When the New York City vaudevillean team of Jerry Hyland, May Daniels, and George Lewis find themselves in a faltering vaudeville act, they decide to head west and present themselves as elocution experts in the hope someone will hire them to train actors unaccustomed to speaking on screen.
The trio's misadventures include encounters with Lawrence Vail, a New York City playwright driven to distraction and eventually a sanatorium by studio bureaucracy and a lack of work to keep him busy; silent screen beauties Phyllis Fontaine and Florabel Leigh, whose voices sound like nails on a blackboard; two pages in 18th-century dress who periodically arrive carrying placards with announcements about Glogauer's latest doings; a ditzy receptionist who wears an evening gown to work; and aspiring actress (and proverbial dumb blonde) Susan Walker and her chaperoning stage mother.
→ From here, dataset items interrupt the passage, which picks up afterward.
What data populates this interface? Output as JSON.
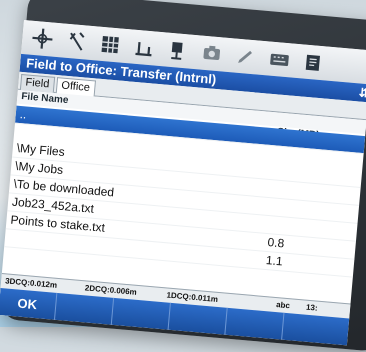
{
  "window": {
    "title": "Field to Office: Transfer (Intrnl)",
    "title_controls": "⇵"
  },
  "toolbar": {
    "icons": [
      "crosshair-icon",
      "survey-rod-icon",
      "grid-icon",
      "level-icon",
      "instrument-icon",
      "camera-icon",
      "pen-icon",
      "keyboard-icon",
      "files-icon"
    ]
  },
  "tabs": [
    {
      "label": "Field",
      "active": false
    },
    {
      "label": "Office",
      "active": true
    }
  ],
  "table": {
    "headers": {
      "name": "File Name",
      "size": "Size(MB)"
    },
    "rows": [
      {
        "name": "..",
        "size": "",
        "selected": true
      },
      {
        "name": "\\My Files",
        "size": "",
        "selected": false
      },
      {
        "name": "\\My Jobs",
        "size": "",
        "selected": false
      },
      {
        "name": "\\To be downloaded",
        "size": "",
        "selected": false
      },
      {
        "name": "Job23_452a.txt",
        "size": "",
        "selected": false
      },
      {
        "name": "Points to stake.txt",
        "size": "0.8",
        "selected": false
      },
      {
        "name": "",
        "size": "1.1",
        "selected": false
      }
    ]
  },
  "status": {
    "q3d": "3DCQ:0.012m",
    "q2d": "2DCQ:0.006m",
    "q1d": "1DCQ:0.011m",
    "input_mode": "abc",
    "time": "13:"
  },
  "softkeys": [
    "OK",
    "",
    "",
    "",
    "",
    ""
  ],
  "colors": {
    "accent": "#1d5bb8",
    "selection": "#2f74d0"
  }
}
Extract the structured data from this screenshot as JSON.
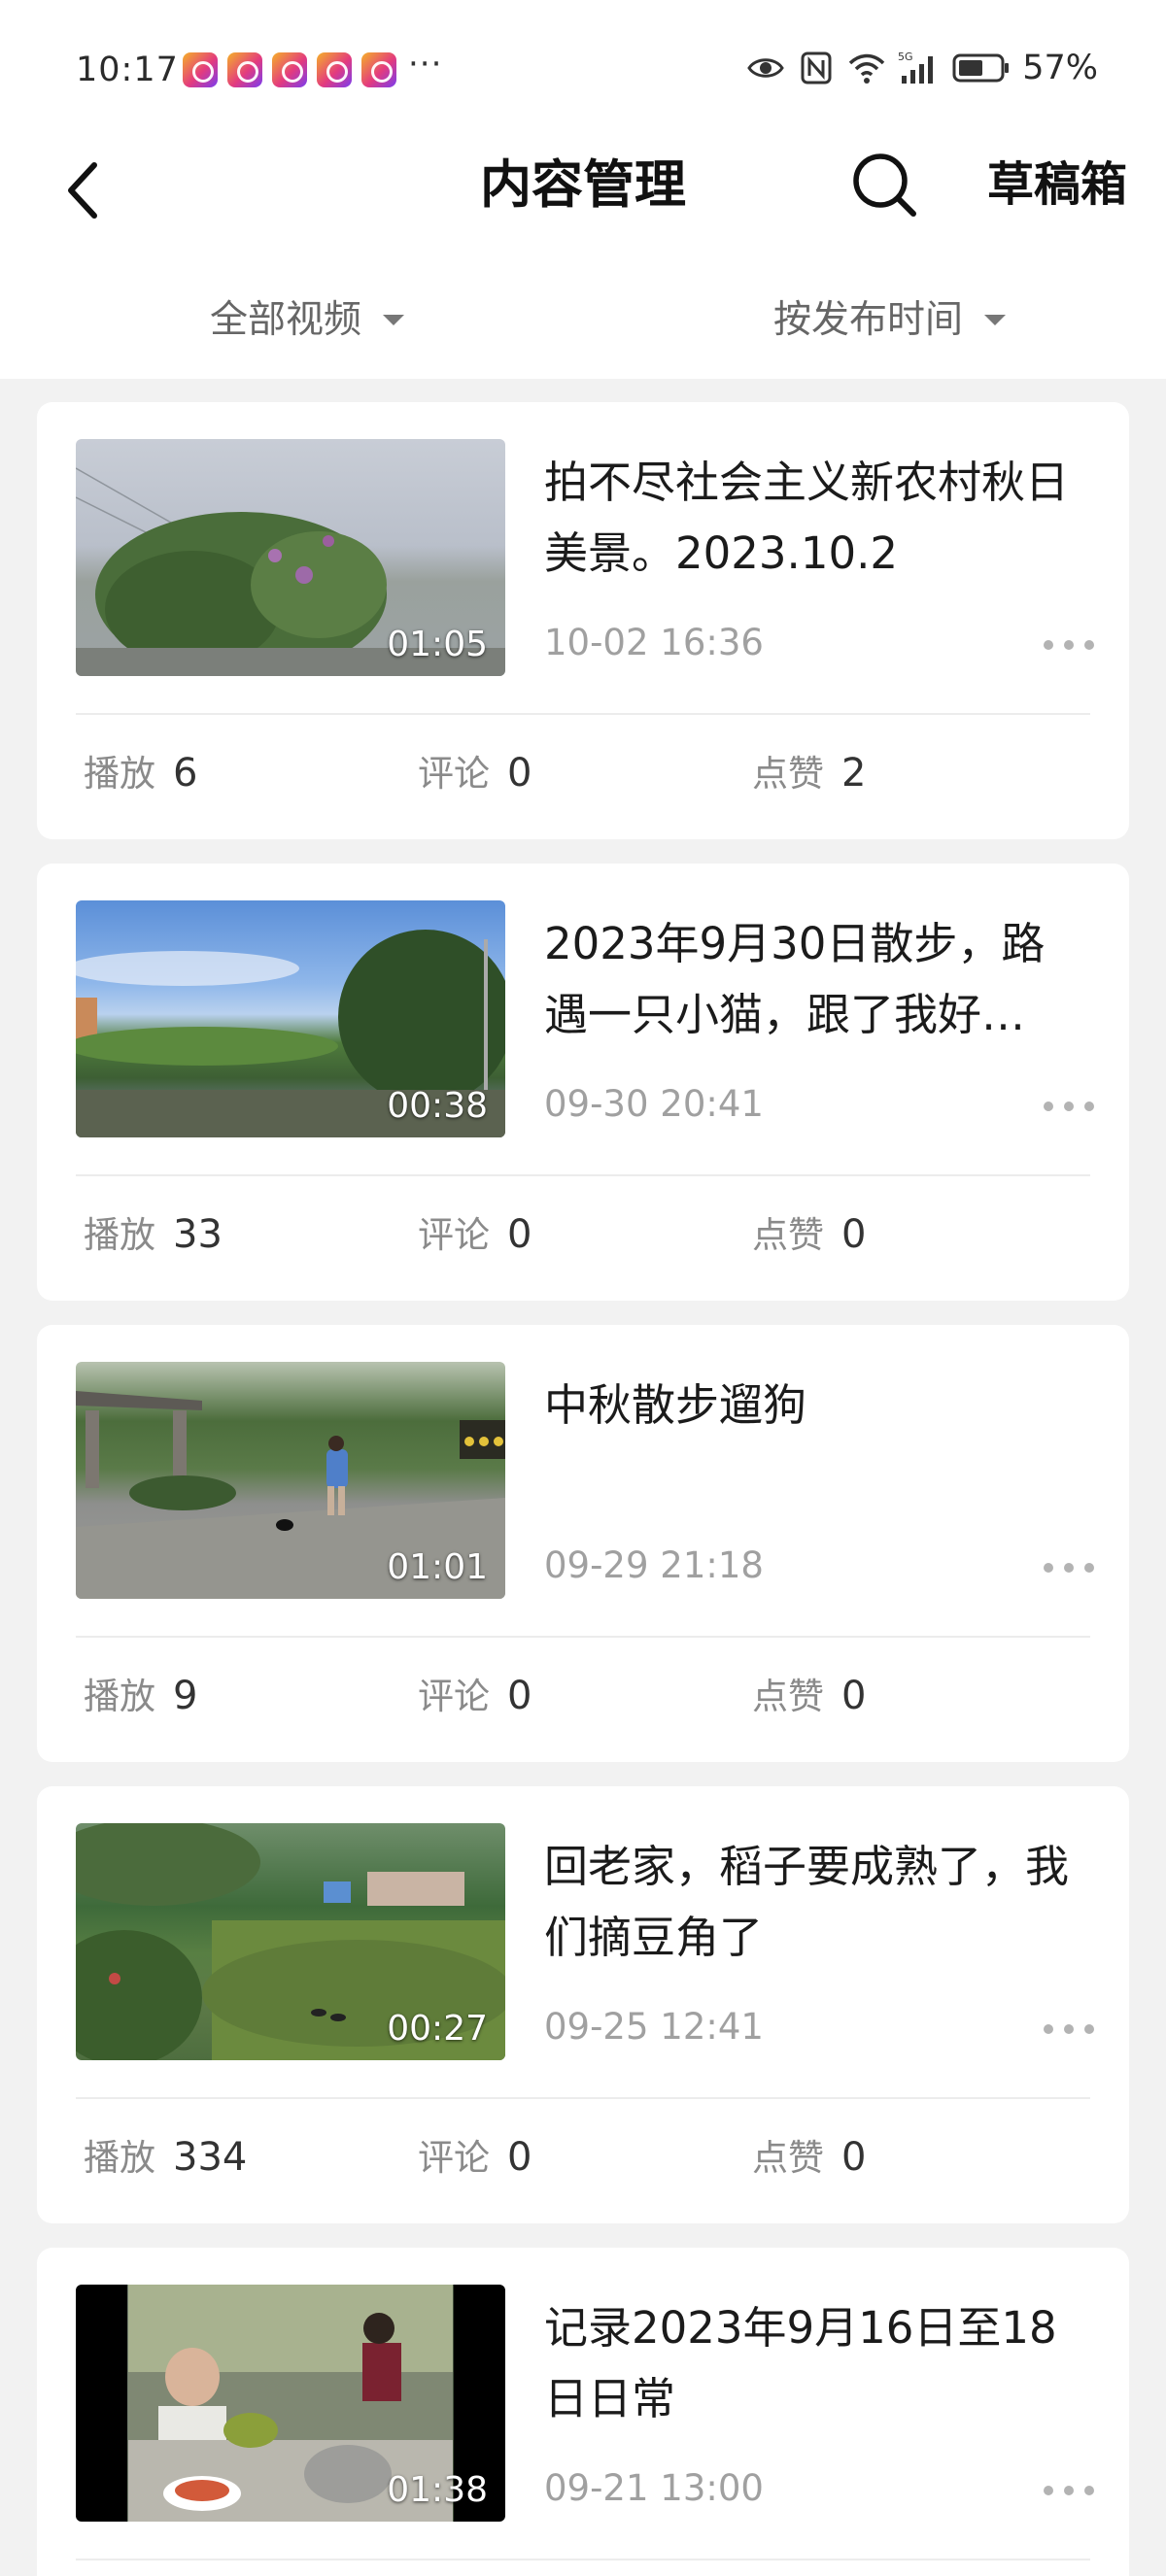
{
  "status_bar": {
    "time": "10:17",
    "more": "···",
    "battery": "57%"
  },
  "nav": {
    "title": "内容管理",
    "drafts": "草稿箱"
  },
  "filters": {
    "category": "全部视频",
    "sort": "按发布时间"
  },
  "labels": {
    "play": "播放",
    "comment": "评论",
    "like": "点赞"
  },
  "videos": [
    {
      "title": "拍不尽社会主义新农村秋日美景。2023.10.2",
      "duration": "01:05",
      "date": "10-02 16:36",
      "plays": "6",
      "comments": "0",
      "likes": "2"
    },
    {
      "title": "2023年9月30日散步，路遇一只小猫，跟了我好…",
      "duration": "00:38",
      "date": "09-30 20:41",
      "plays": "33",
      "comments": "0",
      "likes": "0"
    },
    {
      "title": "中秋散步遛狗",
      "duration": "01:01",
      "date": "09-29 21:18",
      "plays": "9",
      "comments": "0",
      "likes": "0"
    },
    {
      "title": "回老家，稻子要成熟了，我们摘豆角了",
      "duration": "00:27",
      "date": "09-25 12:41",
      "plays": "334",
      "comments": "0",
      "likes": "0"
    },
    {
      "title": "记录2023年9月16日至18日日常",
      "duration": "01:38",
      "date": "09-21 13:00",
      "plays": "",
      "comments": "",
      "likes": ""
    }
  ]
}
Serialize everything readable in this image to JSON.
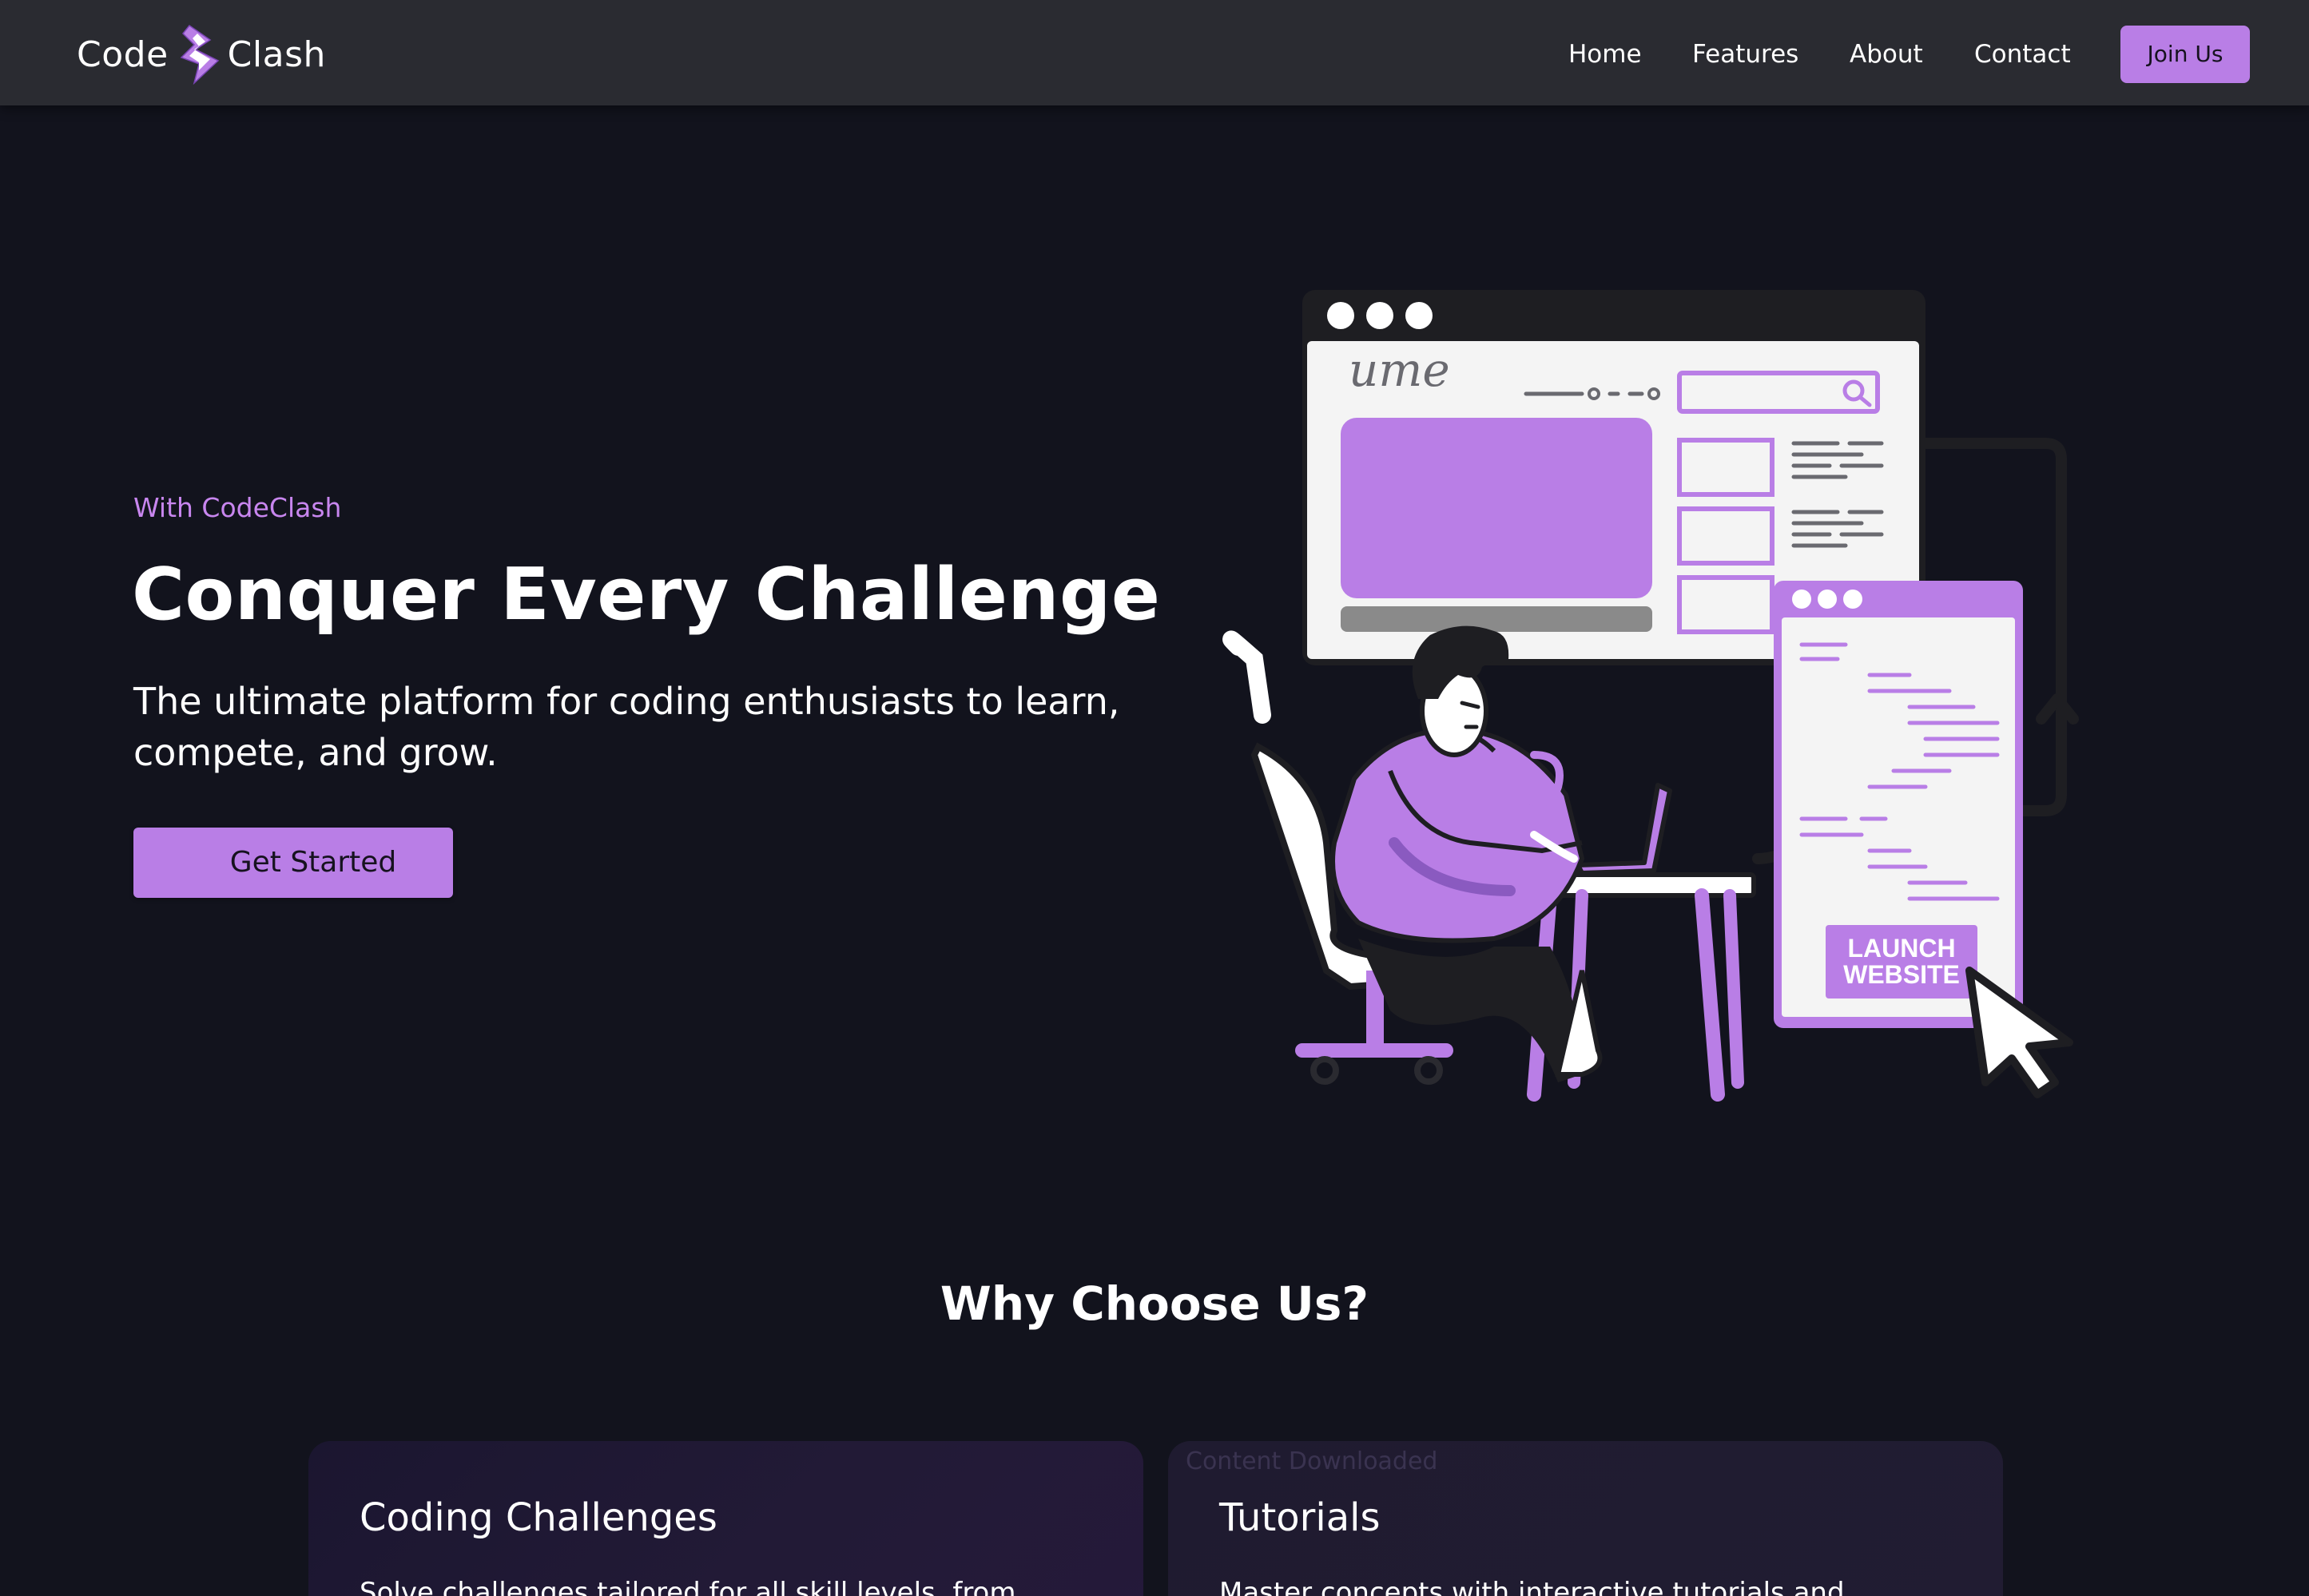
{
  "navbar": {
    "logo": {
      "left_text": "Code",
      "right_text": "Clash",
      "icon": "lightning-bolt-icon"
    },
    "links": [
      "Home",
      "Features",
      "About",
      "Contact"
    ],
    "cta_label": "Join Us"
  },
  "hero": {
    "tagline": "With CodeClash",
    "title": "Conquer Every Challenge",
    "subtitle": "The ultimate platform for coding enthusiasts to learn, compete, and grow.",
    "cta_label": "Get Started",
    "illustration": {
      "name": "developer-launching-website-illustration",
      "header_scribble": "ume",
      "launch_button_line1": "LAUNCH",
      "launch_button_line2": "WEBSITE"
    }
  },
  "why": {
    "title": "Why Choose Us?",
    "cards": [
      {
        "title": "Coding Challenges",
        "description": "Solve challenges tailored for all skill levels, from",
        "overlay": ""
      },
      {
        "title": "Tutorials",
        "description": "Master concepts with interactive tutorials and",
        "overlay": "Content Downloaded"
      }
    ]
  },
  "colors": {
    "background": "#12131d",
    "navbar": "#2a2b31",
    "accent": "#b97ee6",
    "tagline": "#c886ef",
    "text": "#ffffff"
  }
}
Dimwitted George becomes a director who shoots the wrong script, forgets to turn on the soundstage lights, and audibly cracks nuts during filming, yet his movie is called a masterpiece and he's declared a genius by trend-conscious journalists who believe he's ahead of his time.
The cast included Grant Mills as Jerry Hyland, Jean Dixon as May Daniels, Hugh O'Connell as George Lewis, Spring Byington as Helen Hobart, Charles Halton as Herman Glogauer, Janet Currie as Phyllis Fontaine, Eugenie Frontai as Florabel Leigh, Sally Phipps as Susan Walker, and Kaufman as Lawrence Vail, a role Moss Hart essayed later in the run.
[4] A 2016 production at the Young Vic theatre in London marked the stage debut of television comedy performer Harry Enfield in a version Directed by Richard Jones.